My take with neonstore
is that the long-form documentation (html & pdf pages on the NEON website) are really the best entrypoint for learning a way around a data product. Otherwise, the README is a good place to start. For some reason, neonUtilities
treats READMEs like tables, but they aren't tabular data at all, they are just plain text for humans.
In neonstore
, you can use neon_index()
to work with individual files you have downloaded. Let's take a peak at the first README for this data product by merely opening it up in our local editor (e.g. opening the file in RStudio):
index <- neon_index(product = "DP1.00098.001", table = "readme", site = "WREF")
file.edit(index$path[[1]]) #
Now we can read the readme as a plain text file :-), which tells us a bit more about the different tables.
@cboettig Ah, makes sense - thanks for the fantastic explanation of the differences between neon_read()
and neonUtilities::stackFromStore()
. I hadn't fully appreciated how they interact differently with the local store.

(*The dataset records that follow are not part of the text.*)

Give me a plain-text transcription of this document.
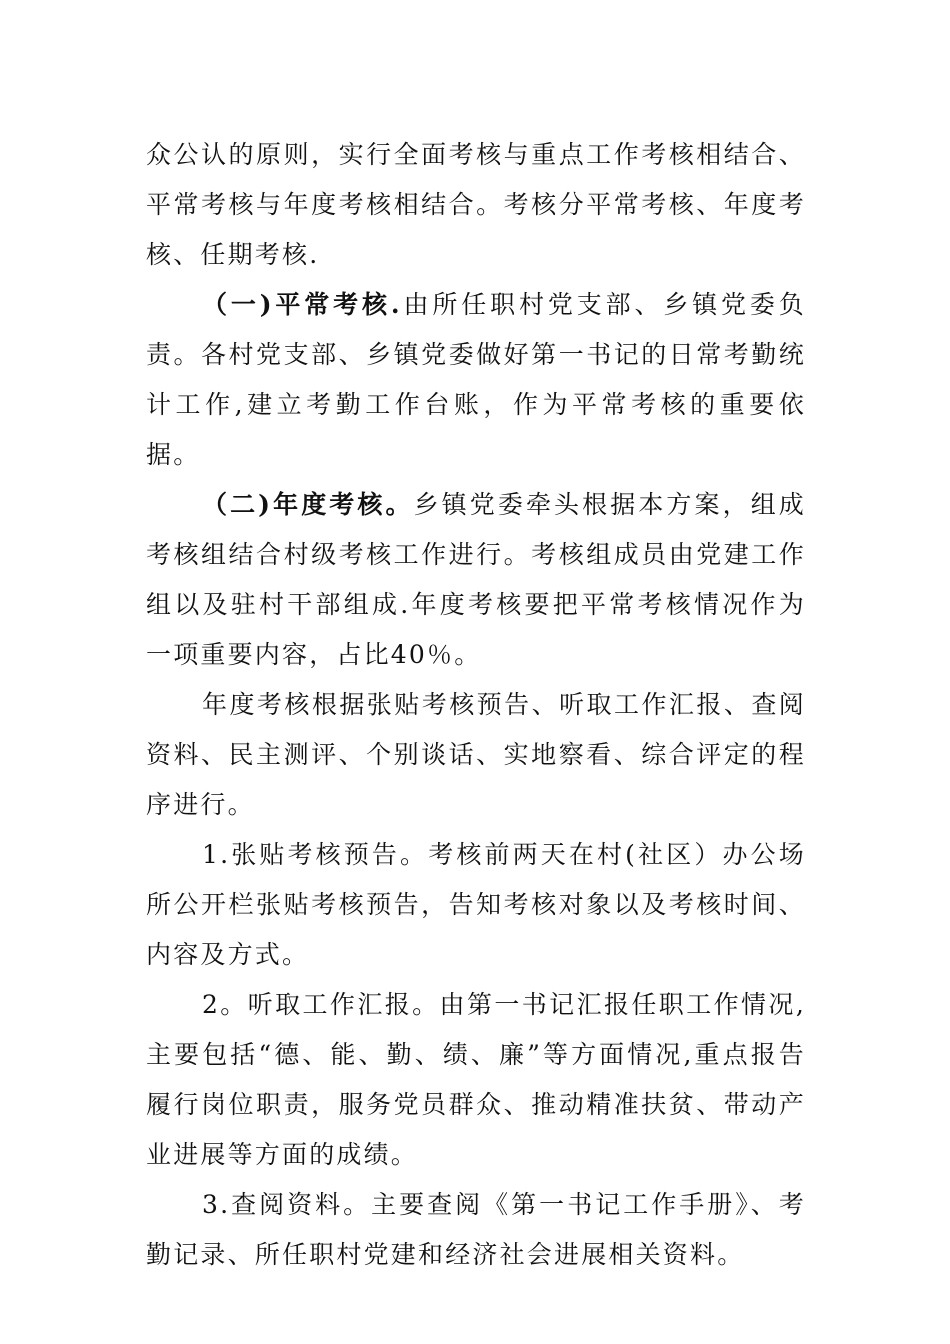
众公认的原则，实行全面考核与重点工作考核相结合、平常考核与年度考核相结合。考核分平常考核、年度考核、任期考核.

（一)平常考核.由所任职村党支部、乡镇党委负责。各村党支部、乡镇党委做好第一书记的日常考勤统计工作,建立考勤工作台账，作为平常考核的重要依据。

（二)年度考核。乡镇党委牵头根据本方案，组成考核组结合村级考核工作进行。考核组成员由党建工作组以及驻村干部组成.年度考核要把平常考核情况作为一项重要内容，占比40％。

年度考核根据张贴考核预告、听取工作汇报、查阅资料、民主测评、个别谈话、实地察看、综合评定的程序进行。

1.张贴考核预告。考核前两天在村(社区）办公场所公开栏张贴考核预告，告知考核对象以及考核时间、内容及方式。

2。听取工作汇报。由第一书记汇报任职工作情况,主要包括“德、能、勤、绩、廉”等方面情况,重点报告履行岗位职责，服务党员群众、推动精准扶贫、带动产业进展等方面的成绩。

3.查阅资料。主要查阅《第一书记工作手册》、考勤记录、所任职村党建和经济社会进展相关资料。
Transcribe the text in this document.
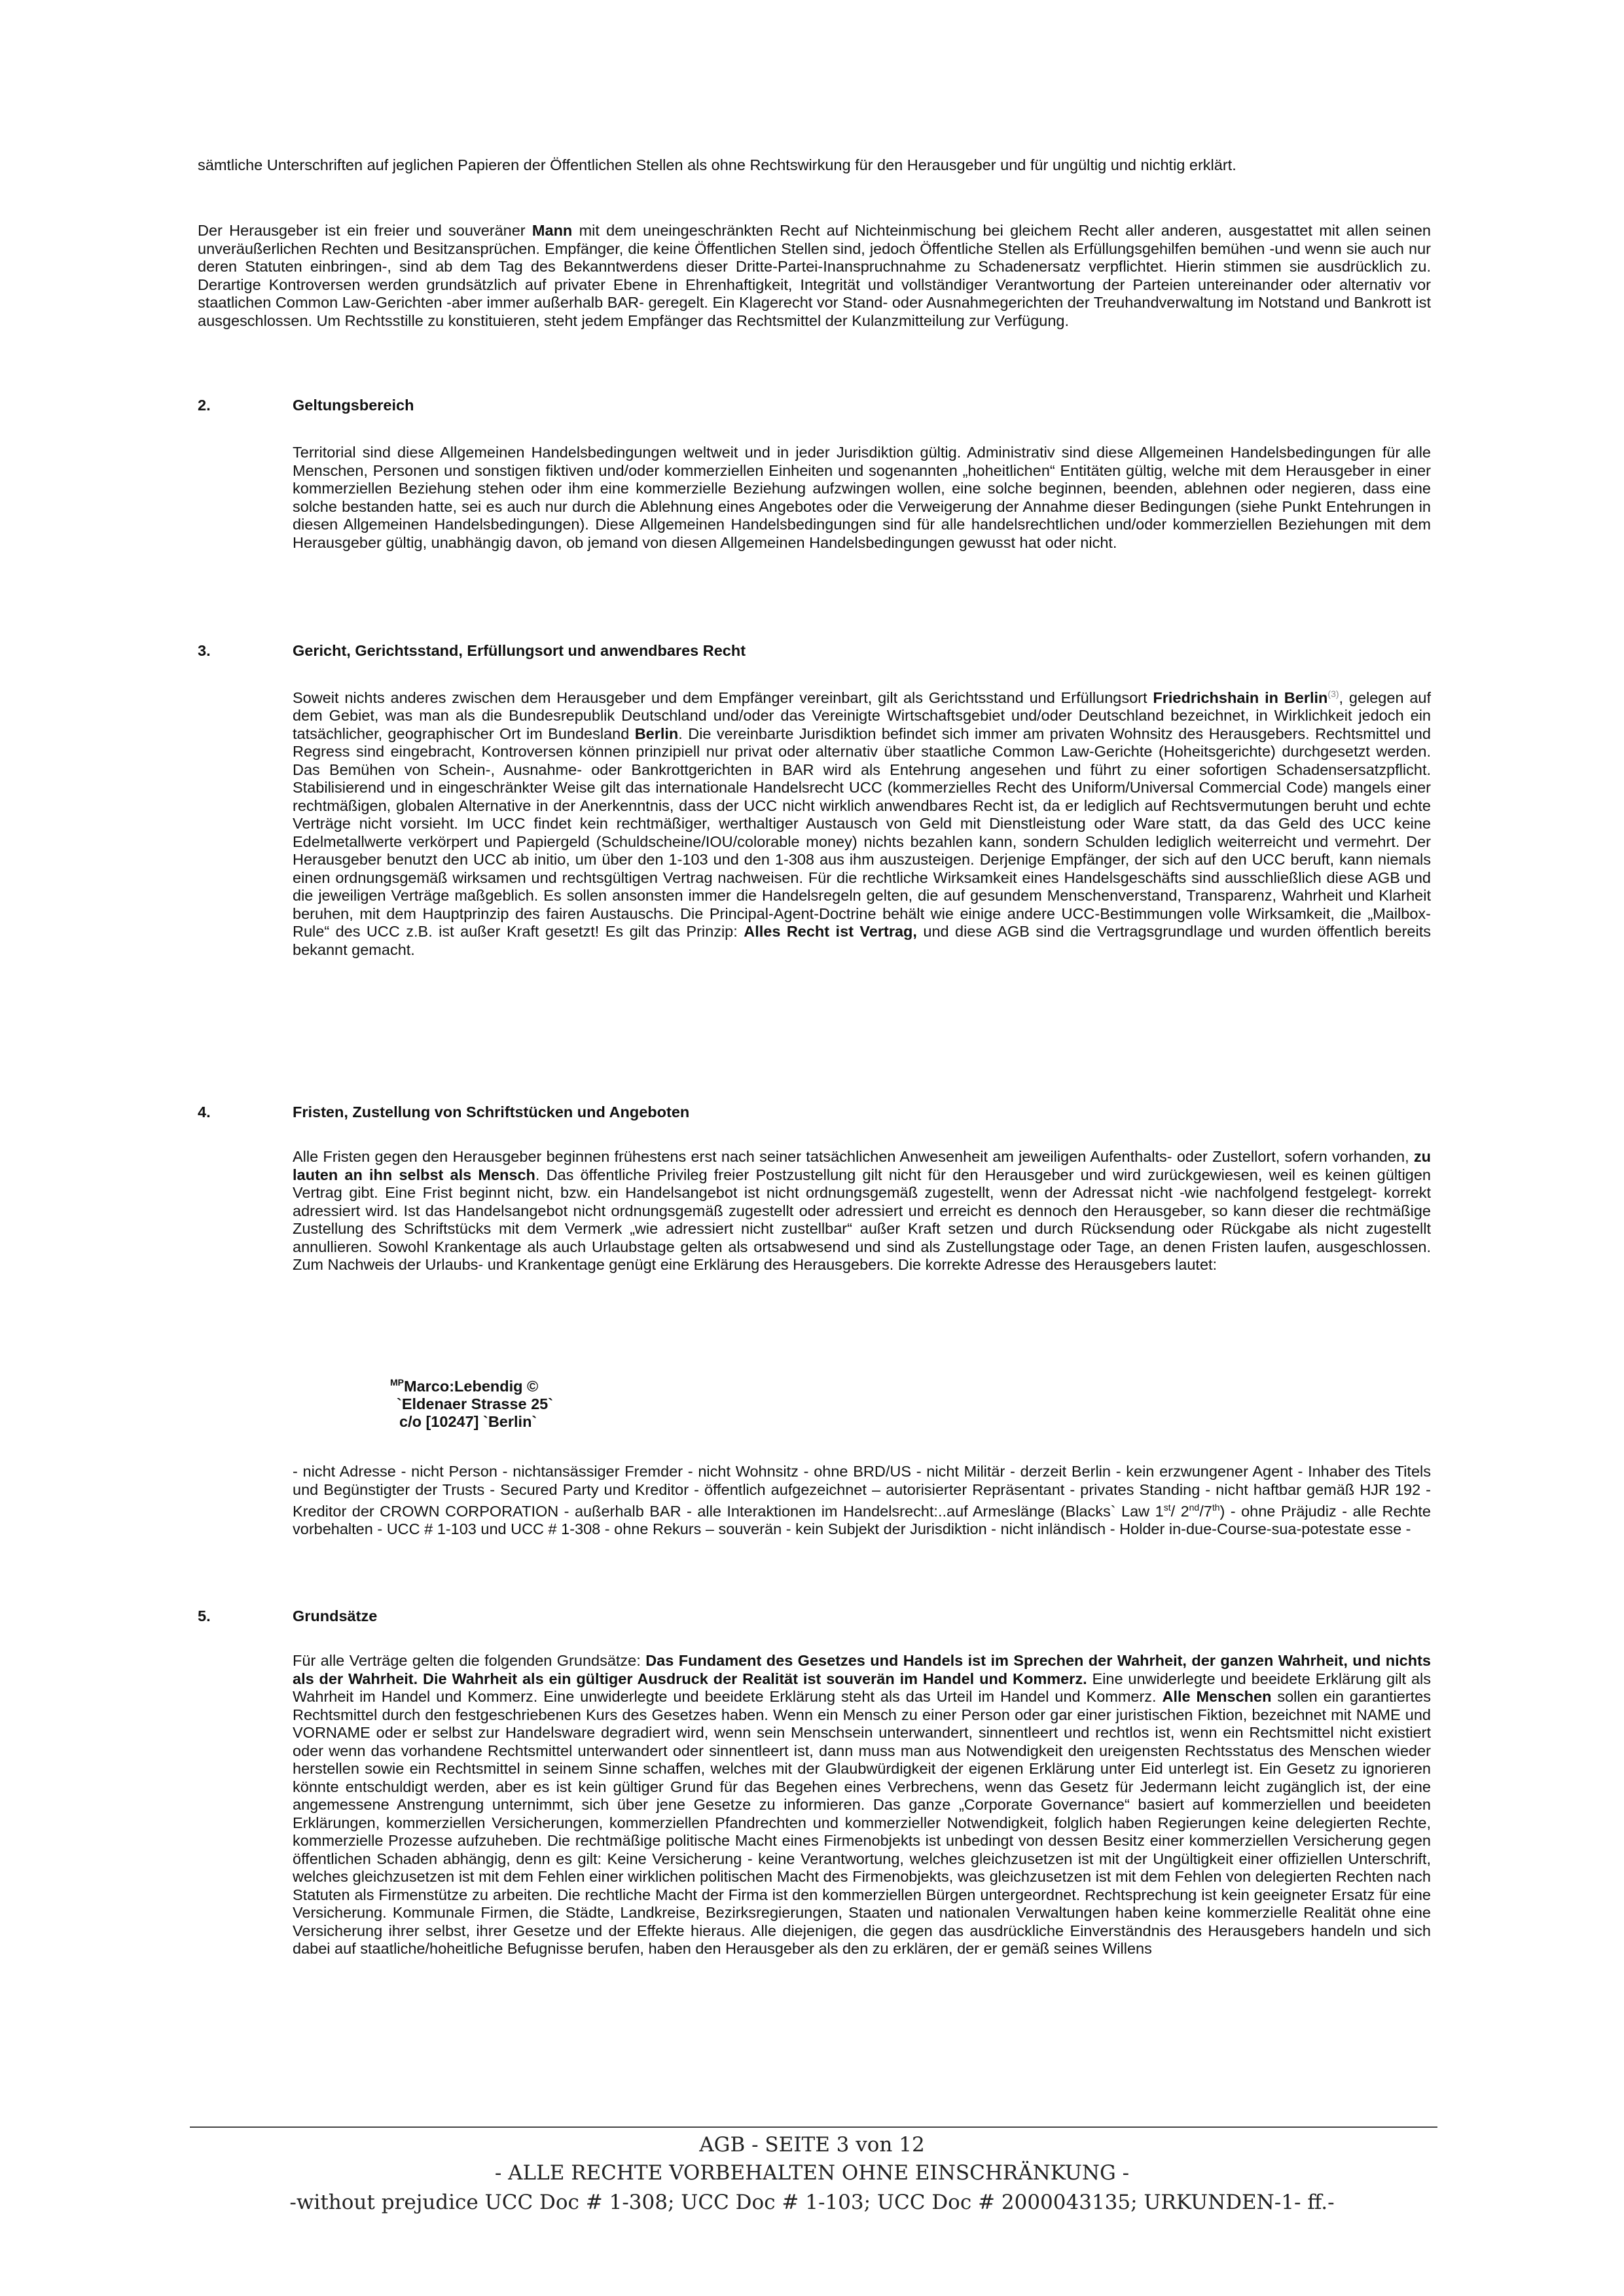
sämtliche Unterschriften auf jeglichen Papieren der Öffentlichen Stellen als ohne Rechtswirkung für den Herausgeber und für ungültig und nichtig erklärt.

Der Herausgeber ist ein freier und souveräner Mann mit dem uneingeschränkten Recht auf Nichteinmischung bei gleichem Recht aller anderen, ausgestattet mit allen seinen unveräußerlichen Rechten und Besitzansprüchen. Empfänger, die keine Öffentlichen Stellen sind, jedoch Öffentliche Stellen als Erfüllungsgehilfen bemühen -und wenn sie auch nur deren Statuten einbringen-, sind ab dem Tag des Bekanntwerdens dieser Dritte-Partei-Inanspruchnahme zu Schadenersatz verpflichtet. Hierin stimmen sie ausdrücklich zu. Derartige Kontroversen werden grundsätzlich auf privater Ebene in Ehrenhaftigkeit, Integrität und vollständiger Verantwortung der Parteien untereinander oder alternativ vor staatlichen Common Law-Gerichten -aber immer außerhalb BAR- geregelt. Ein Klagerecht vor Stand- oder Ausnahmegerichten der Treuhandverwaltung im Notstand und Bankrott ist ausgeschlossen. Um Rechtsstille zu konstituieren, steht jedem Empfänger das Rechtsmittel der Kulanzmitteilung zur Verfügung.

2.	Geltungsbereich

Territorial sind diese Allgemeinen Handelsbedingungen weltweit und in jeder Jurisdiktion gültig. Administrativ sind diese Allgemeinen Handelsbedingungen für alle Menschen, Personen und sonstigen fiktiven und/oder kommerziellen Einheiten und sogenannten „hoheitlichen“ Entitäten gültig, welche mit dem Herausgeber in einer kommerziellen Beziehung stehen oder ihm eine kommerzielle Beziehung aufzwingen wollen, eine solche beginnen, beenden, ablehnen oder negieren, dass eine solche bestanden hatte, sei es auch nur durch die Ablehnung eines Angebotes oder die Verweigerung der Annahme dieser Bedingungen (siehe Punkt Entehrungen in diesen Allgemeinen Handelsbedingungen). Diese Allgemeinen Handelsbedingungen sind für alle handelsrechtlichen und/oder kommerziellen Beziehungen mit dem Herausgeber gültig, unabhängig davon, ob jemand von diesen Allgemeinen Handelsbedingungen gewusst hat oder nicht.

3.	Gericht, Gerichtsstand, Erfüllungsort und anwendbares Recht

Soweit nichts anderes zwischen dem Herausgeber und dem Empfänger vereinbart, gilt als Gerichtsstand und Erfüllungsort Friedrichshain in Berlin$^{(3)}$, gelegen auf dem Gebiet, was man als die Bundesrepublik Deutschland und/oder das Vereinigte Wirtschaftsgebiet und/oder Deutschland bezeichnet, in Wirklichkeit jedoch ein tatsächlicher, geographischer Ort im Bundesland Berlin. Die vereinbarte Jurisdiktion befindet sich immer am privaten Wohnsitz des Herausgebers. Rechtsmittel und Regress sind eingebracht, Kontroversen können prinzipiell nur privat oder alternativ über staatliche Common Law-Gerichte (Hoheitsgerichte) durchgesetzt werden. Das Bemühen von Schein-, Ausnahme- oder Bankrottgerichten in BAR wird als Entehrung angesehen und führt zu einer sofortigen Schadensersatzpflicht. Stabilisierend und in eingeschränkter Weise gilt das internationale Handelsrecht UCC (kommerzielles Recht des Uniform/Universal Commercial Code) mangels einer rechtmäßigen, globalen Alternative in der Anerkenntnis, dass der UCC nicht wirklich anwendbares Recht ist, da er lediglich auf Rechtsvermutungen beruht und echte Verträge nicht vorsieht. Im UCC findet kein rechtmäßiger, werthaltiger Austausch von Geld mit Dienstleistung oder Ware statt, da das Geld des UCC keine Edelmetallwerte verkörpert und Papiergeld (Schuldscheine/IOU/colorable money) nichts bezahlen kann, sondern Schulden lediglich weiterreicht und vermehrt. Der Herausgeber benutzt den UCC ab initio, um über den 1-103 und den 1-308 aus ihm auszusteigen. Derjenige Empfänger, der sich auf den UCC beruft, kann niemals einen ordnungsgemäß wirksamen und rechtsgültigen Vertrag nachweisen. Für die rechtliche Wirksamkeit eines Handelsgeschäfts sind ausschließlich diese AGB und die jeweiligen Verträge maßgeblich. Es sollen ansonsten immer die Handelsregeln gelten, die auf gesundem Menschenverstand, Transparenz, Wahrheit und Klarheit beruhen, mit dem Hauptprinzip des fairen Austauschs. Die Principal-Agent-Doctrine behält wie einige andere UCC-Bestimmungen volle Wirksamkeit, die „Mailbox-Rule“ des UCC z.B. ist außer Kraft gesetzt! Es gilt das Prinzip: Alles Recht ist Vertrag, und diese AGB sind die Vertragsgrundlage und wurden öffentlich bereits bekannt gemacht.

4.	Fristen, Zustellung von Schriftstücken und Angeboten

Alle Fristen gegen den Herausgeber beginnen frühestens erst nach seiner tatsächlichen Anwesenheit am jeweiligen Aufenthalts- oder Zustellort, sofern vorhanden, zu lauten an ihn selbst als Mensch. Das öffentliche Privileg freier Postzustellung gilt nicht für den Herausgeber und wird zurückgewiesen, weil es keinen gültigen Vertrag gibt. Eine Frist beginnt nicht, bzw. ein Handelsangebot ist nicht ordnungsgemäß zugestellt, wenn der Adressat nicht -wie nachfolgend festgelegt- korrekt adressiert wird. Ist das Handelsangebot nicht ordnungsgemäß zugestellt oder adressiert und erreicht es dennoch den Herausgeber, so kann dieser die rechtmäßige Zustellung des Schriftstücks mit dem Vermerk „wie adressiert nicht zustellbar“ außer Kraft setzen und durch Rücksendung oder Rückgabe als nicht zugestellt annullieren. Sowohl Krankentage als auch Urlaubstage gelten als ortsabwesend und sind als Zustellungstage oder Tage, an denen Fristen laufen, ausgeschlossen. Zum Nachweis der Urlaubs- und Krankentage genügt eine Erklärung des Herausgebers. Die korrekte Adresse des Herausgebers lautet:

$^{MP}$Marco:Lebendig ©
`Eldenaer Strasse 25`
c/o [10247] `Berlin`

- nicht Adresse - nicht Person - nichtansässiger Fremder - nicht Wohnsitz - ohne BRD/US - nicht Militär - derzeit Berlin - kein erzwungener Agent - Inhaber des Titels und Begünstigter der Trusts - Secured Party und Kreditor - öffentlich aufgezeichnet – autorisierter Repräsentant - privates Standing - nicht haftbar gemäß HJR 192 - Kreditor der CROWN CORPORATION - außerhalb BAR - alle Interaktionen im Handelsrecht:..auf Armeslänge (Blacks` Law 1st/ 2nd/7th) - ohne Präjudiz - alle Rechte vorbehalten - UCC # 1-103 und UCC # 1-308 - ohne Rekurs – souverän - kein Subjekt der Jurisdiktion - nicht inländisch - Holder in-due-Course-sua-potestate esse -

5.	Grundsätze

Für alle Verträge gelten die folgenden Grundsätze: Das Fundament des Gesetzes und Handels ist im Sprechen der Wahrheit, der ganzen Wahrheit, und nichts als der Wahrheit. Die Wahrheit als ein gültiger Ausdruck der Realität ist souverän im Handel und Kommerz. Eine unwiderlegte und beeidete Erklärung gilt als Wahrheit im Handel und Kommerz. Eine unwiderlegte und beeidete Erklärung steht als das Urteil im Handel und Kommerz. Alle Menschen sollen ein garantiertes Rechtsmittel durch den festgeschriebenen Kurs des Gesetzes haben. Wenn ein Mensch zu einer Person oder gar einer juristischen Fiktion, bezeichnet mit NAME und VORNAME oder er selbst zur Handelsware degradiert wird, wenn sein Menschsein unterwandert, sinnentleert und rechtlos ist, wenn ein Rechtsmittel nicht existiert oder wenn das vorhandene Rechtsmittel unterwandert oder sinnentleert ist, dann muss man aus Notwendigkeit den ureigensten Rechtsstatus des Menschen wieder herstellen sowie ein Rechtsmittel in seinem Sinne schaffen, welches mit der Glaubwürdigkeit der eigenen Erklärung unter Eid unterlegt ist. Ein Gesetz zu ignorieren könnte entschuldigt werden, aber es ist kein gültiger Grund für das Begehen eines Verbrechens, wenn das Gesetz für Jedermann leicht zugänglich ist, der eine angemessene Anstrengung unternimmt, sich über jene Gesetze zu informieren. Das ganze „Corporate Governance“ basiert auf kommerziellen und beeideten Erklärungen, kommerziellen Versicherungen, kommerziellen Pfandrechten und kommerzieller Notwendigkeit, folglich haben Regierungen keine delegierten Rechte, kommerzielle Prozesse aufzuheben. Die rechtmäßige politische Macht eines Firmenobjekts ist unbedingt von dessen Besitz einer kommerziellen Versicherung gegen öffentlichen Schaden abhängig, denn es gilt: Keine Versicherung - keine Verantwortung, welches gleichzusetzen ist mit der Ungültigkeit einer offiziellen Unterschrift, welches gleichzusetzen ist mit dem Fehlen einer wirklichen politischen Macht des Firmenobjekts, was gleichzusetzen ist mit dem Fehlen von delegierten Rechten nach Statuten als Firmenstütze zu arbeiten. Die rechtliche Macht der Firma ist den kommerziellen Bürgen untergeordnet. Rechtsprechung ist kein geeigneter Ersatz für eine Versicherung. Kommunale Firmen, die Städte, Landkreise, Bezirksregierungen, Staaten und nationalen Verwaltungen haben keine kommerzielle Realität ohne eine Versicherung ihrer selbst, ihrer Gesetze und der Effekte hieraus. Alle diejenigen, die gegen das ausdrückliche Einverständnis des Herausgebers handeln und sich dabei auf staatliche/hoheitliche Befugnisse berufen, haben den Herausgeber als den zu erklären, der er gemäß seines Willens

AGB - SEITE 3 von 12
- ALLE RECHTE VORBEHALTEN OHNE EINSCHRÄNKUNG -
-without prejudice UCC Doc # 1-308; UCC Doc # 1-103; UCC Doc # 2000043135; URKUNDEN-1- ff.-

Is it currently possible to exclude a table in neon_download? (Or select multiple tables in a single neon_download call?) A quick parsing of download_filters suggests this will not work without modifying and rebuilding neonstore, at least not in a single call to neon_download.
A potential use case would be excluding the 1 or 2 minute data tables for TIS data (temperature, RH, etc.) but retaining the 30 minute, EML, readme, sensor_position, and variables tables. Selecting only the 30 minute table using the table argument leads to issue stacking the data later on.